Associate professor of psychology James Allen spoke about the psychology of happiness, a subject area in which he has done extensive research and currently teaches a class, on Wednesday March 27 in the MacVittie College Union Fireside Lounge.
Allen explained that while many have the notion that pursuing happiness is self-defeating, it is indeed possible to successfully pursue happiness. Having positive emotions allow people to achieve increased happiness.
Positive emotions include joy, gratitude, hope, awe, zest and love. Allen stressed the importance of finding these emotions, such as appreciating the positive things and being grateful for these things in one’s life as a way to increase one’s happiness.

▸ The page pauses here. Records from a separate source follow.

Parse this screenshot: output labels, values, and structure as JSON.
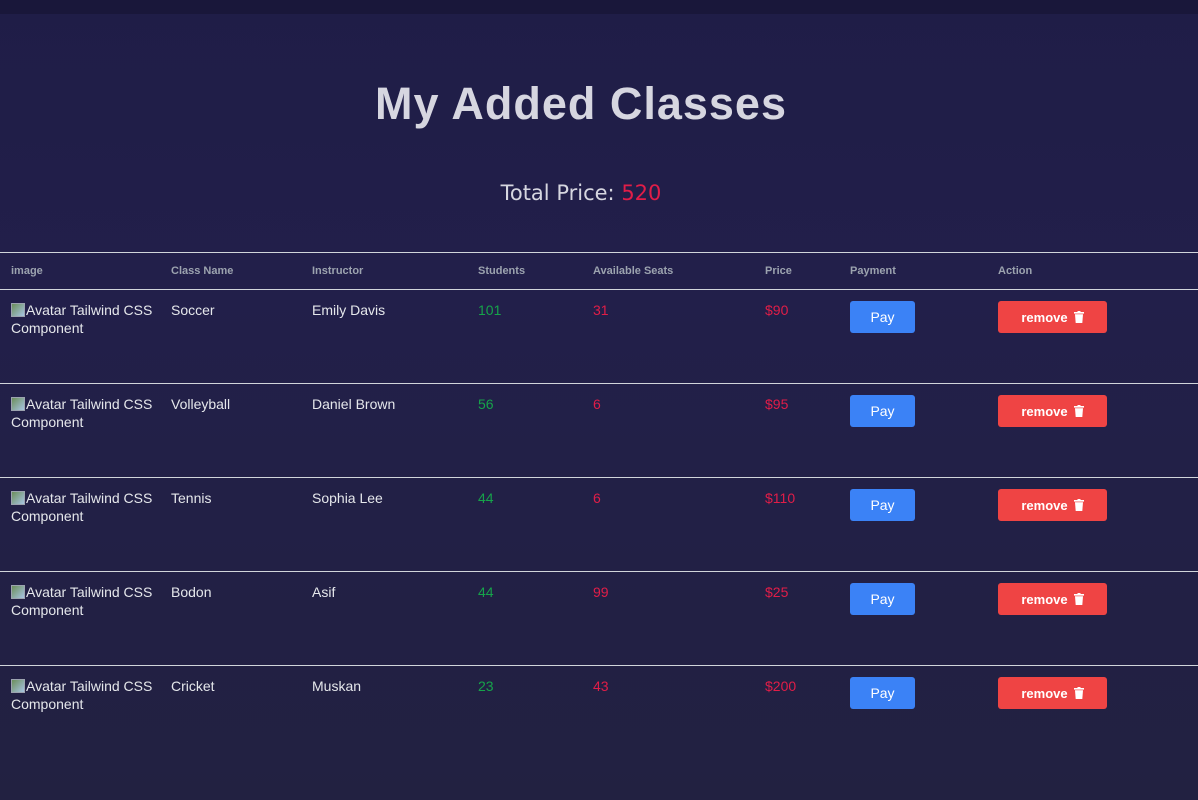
{
  "page": {
    "title": "My Added Classes",
    "total_label": "Total Price:",
    "total_value": "520"
  },
  "table": {
    "headers": [
      "image",
      "Class Name",
      "Instructor",
      "Students",
      "Available Seats",
      "Price",
      "Payment",
      "Action"
    ],
    "image_alt": "Avatar Tailwind CSS Component",
    "pay_label": "Pay",
    "remove_label": "remove",
    "rows": [
      {
        "class_name": "Soccer",
        "instructor": "Emily Davis",
        "students": "101",
        "seats": "31",
        "price": "$90"
      },
      {
        "class_name": "Volleyball",
        "instructor": "Daniel Brown",
        "students": "56",
        "seats": "6",
        "price": "$95"
      },
      {
        "class_name": "Tennis",
        "instructor": "Sophia Lee",
        "students": "44",
        "seats": "6",
        "price": "$110"
      },
      {
        "class_name": "Bodon",
        "instructor": "Asif",
        "students": "44",
        "seats": "99",
        "price": "$25"
      },
      {
        "class_name": "Cricket",
        "instructor": "Muskan",
        "students": "23",
        "seats": "43",
        "price": "$200"
      }
    ]
  },
  "colors": {
    "students": "#16a34a",
    "seats": "#e11d48",
    "price": "#e11d48",
    "pay_button": "#3b82f6",
    "remove_button": "#ef4444"
  },
  "icons": {
    "remove": "trash-icon",
    "image": "broken-image-icon"
  }
}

He also emphasized the importance of social interaction towards achieving greater happiness.
“Research indicates that positive emotions build resiliency and undo negative emotions,” Allen said. “They produce an upward spiral that continuously leads to more happiness.”

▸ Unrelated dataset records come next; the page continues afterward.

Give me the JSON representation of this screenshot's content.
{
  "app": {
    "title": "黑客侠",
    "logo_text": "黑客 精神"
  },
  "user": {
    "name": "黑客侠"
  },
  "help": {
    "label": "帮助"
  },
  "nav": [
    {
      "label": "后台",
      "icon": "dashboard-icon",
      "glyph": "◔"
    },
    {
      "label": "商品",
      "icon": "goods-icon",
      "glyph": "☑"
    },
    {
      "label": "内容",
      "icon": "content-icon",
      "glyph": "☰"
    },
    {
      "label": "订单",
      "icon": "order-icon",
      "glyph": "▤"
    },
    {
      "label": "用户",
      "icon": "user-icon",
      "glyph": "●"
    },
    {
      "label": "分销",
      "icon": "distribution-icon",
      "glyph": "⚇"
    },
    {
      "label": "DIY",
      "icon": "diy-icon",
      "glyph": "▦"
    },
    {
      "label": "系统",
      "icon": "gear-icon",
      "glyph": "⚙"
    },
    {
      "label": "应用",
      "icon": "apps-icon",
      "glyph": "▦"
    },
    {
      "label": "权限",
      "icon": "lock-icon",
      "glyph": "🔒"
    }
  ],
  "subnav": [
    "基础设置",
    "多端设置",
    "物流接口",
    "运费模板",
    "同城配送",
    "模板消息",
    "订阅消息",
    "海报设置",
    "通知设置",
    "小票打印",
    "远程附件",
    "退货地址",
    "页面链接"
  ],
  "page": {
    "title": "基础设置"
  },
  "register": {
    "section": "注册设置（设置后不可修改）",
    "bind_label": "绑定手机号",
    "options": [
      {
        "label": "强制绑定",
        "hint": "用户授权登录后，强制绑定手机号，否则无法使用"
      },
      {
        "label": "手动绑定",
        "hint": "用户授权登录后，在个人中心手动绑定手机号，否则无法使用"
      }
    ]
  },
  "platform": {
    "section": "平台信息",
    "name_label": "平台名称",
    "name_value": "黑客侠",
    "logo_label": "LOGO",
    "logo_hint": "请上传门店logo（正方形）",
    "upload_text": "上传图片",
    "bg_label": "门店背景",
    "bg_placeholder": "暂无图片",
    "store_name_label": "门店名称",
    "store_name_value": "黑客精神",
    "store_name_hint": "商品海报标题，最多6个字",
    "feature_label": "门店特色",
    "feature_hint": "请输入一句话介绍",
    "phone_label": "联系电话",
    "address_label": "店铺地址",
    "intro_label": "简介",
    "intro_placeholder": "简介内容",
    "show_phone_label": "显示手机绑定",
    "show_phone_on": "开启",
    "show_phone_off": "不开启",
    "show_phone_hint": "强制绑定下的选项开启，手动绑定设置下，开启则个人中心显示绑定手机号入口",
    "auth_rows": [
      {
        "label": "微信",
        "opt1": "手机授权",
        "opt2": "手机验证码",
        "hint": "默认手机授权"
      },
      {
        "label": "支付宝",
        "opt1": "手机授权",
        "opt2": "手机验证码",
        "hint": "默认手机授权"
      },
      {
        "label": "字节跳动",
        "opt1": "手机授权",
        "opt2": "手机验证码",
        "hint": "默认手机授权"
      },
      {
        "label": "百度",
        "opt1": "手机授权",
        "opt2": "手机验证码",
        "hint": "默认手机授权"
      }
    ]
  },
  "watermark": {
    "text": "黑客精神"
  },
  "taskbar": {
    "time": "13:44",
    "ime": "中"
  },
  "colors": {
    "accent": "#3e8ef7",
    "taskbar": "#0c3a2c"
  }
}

When a person feels hopeful and harbors positive emotions, he or she is likely to enter an upward spiral in which people become more likely to interact with them, producing more positive emotions and continuing a positive feedback cycle that leads to increased happiness.

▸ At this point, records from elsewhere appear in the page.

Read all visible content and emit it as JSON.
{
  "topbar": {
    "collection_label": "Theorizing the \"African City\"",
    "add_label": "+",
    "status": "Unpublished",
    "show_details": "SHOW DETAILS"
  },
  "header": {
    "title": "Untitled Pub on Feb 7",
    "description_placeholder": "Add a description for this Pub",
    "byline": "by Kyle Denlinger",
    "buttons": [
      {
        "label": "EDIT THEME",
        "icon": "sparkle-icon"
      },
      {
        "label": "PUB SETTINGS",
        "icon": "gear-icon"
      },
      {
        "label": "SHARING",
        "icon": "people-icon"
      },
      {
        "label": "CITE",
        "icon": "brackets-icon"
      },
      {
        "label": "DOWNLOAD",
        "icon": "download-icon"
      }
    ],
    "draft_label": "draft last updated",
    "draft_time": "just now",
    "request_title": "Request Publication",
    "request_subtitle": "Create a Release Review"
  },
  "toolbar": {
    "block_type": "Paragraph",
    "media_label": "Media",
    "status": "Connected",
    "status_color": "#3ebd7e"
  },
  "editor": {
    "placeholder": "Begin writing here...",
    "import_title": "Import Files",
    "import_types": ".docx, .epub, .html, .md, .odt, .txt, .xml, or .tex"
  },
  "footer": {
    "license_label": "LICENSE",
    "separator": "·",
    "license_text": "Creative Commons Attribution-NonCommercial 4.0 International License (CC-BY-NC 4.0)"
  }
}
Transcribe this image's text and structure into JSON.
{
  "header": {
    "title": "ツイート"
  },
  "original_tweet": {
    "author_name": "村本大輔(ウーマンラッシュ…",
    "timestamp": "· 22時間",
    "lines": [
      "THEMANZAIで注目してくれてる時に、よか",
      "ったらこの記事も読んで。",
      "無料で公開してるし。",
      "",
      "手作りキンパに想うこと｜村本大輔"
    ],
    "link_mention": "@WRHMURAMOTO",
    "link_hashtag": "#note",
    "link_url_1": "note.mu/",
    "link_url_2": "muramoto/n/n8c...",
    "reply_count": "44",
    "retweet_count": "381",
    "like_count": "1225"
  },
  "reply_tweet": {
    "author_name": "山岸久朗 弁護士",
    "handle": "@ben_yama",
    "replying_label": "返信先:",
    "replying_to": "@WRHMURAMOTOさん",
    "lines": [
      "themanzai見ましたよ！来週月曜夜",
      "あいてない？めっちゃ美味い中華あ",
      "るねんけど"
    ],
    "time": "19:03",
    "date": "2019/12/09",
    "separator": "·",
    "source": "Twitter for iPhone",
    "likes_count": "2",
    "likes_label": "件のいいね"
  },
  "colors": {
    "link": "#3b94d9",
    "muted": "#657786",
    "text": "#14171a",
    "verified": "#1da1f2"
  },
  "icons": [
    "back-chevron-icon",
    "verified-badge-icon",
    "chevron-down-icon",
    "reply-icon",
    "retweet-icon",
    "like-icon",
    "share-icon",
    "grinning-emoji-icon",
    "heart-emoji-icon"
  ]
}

Allen distinguished between activities that produced pleasure and activities that produced positive emotions, the latter of which are more beneficial to a person’s happiness. He said that while eating ice cream may bring some pleasure, spending time with someone and developing a strong social connection produces positive emotions, which leads to more long-term increased happiness than pleasure does.
Allen urged listeners to aim for “real” positive emotions.
“Faking it until you make it does not work; you cannot tell people who are suffering to ‘just force yourself to be positive,’” Allen said.
Allen did, however, suggest ways to earnestly achieve these positive emotions. These included savoring time with family and friends, celebrating good news and looking for something that puts one in a positive “flow.”
This term was coined by psychologist Mihály Csíkszentmihályi, and refers to a specific activity that a person can do that immerses them in a mental state of energetic focus and enjoyment of their involvement in the activity.
The audience was asked to brainstorm examples of a “flow” activity. Some examples thought of were running, having a healthy debate, cleaning and writing. A flow activity is unique to each individual and will bring a person into complete absorption in the activity leading to positive emotions.
Allen added that in order for harboring positive emotions to work, a person must not be constantly monitoring their happiness. For example, feeling grateful for one thing in your life and then checking to see if your overall state of mind is happier will not be effective. Gratitude, however, is an important positive emotion toward increasing happiness.
Allen asked the audience to discuss things they were grateful for and mentioned that he was grateful to have the same spring break as his son so that they were able to spend time together. It is emotions like these that can enable a person to successfully pursue greater happiness.
By cultivating genuine, positive emotions such as gratitude and hope, a person can achieve improved happiness.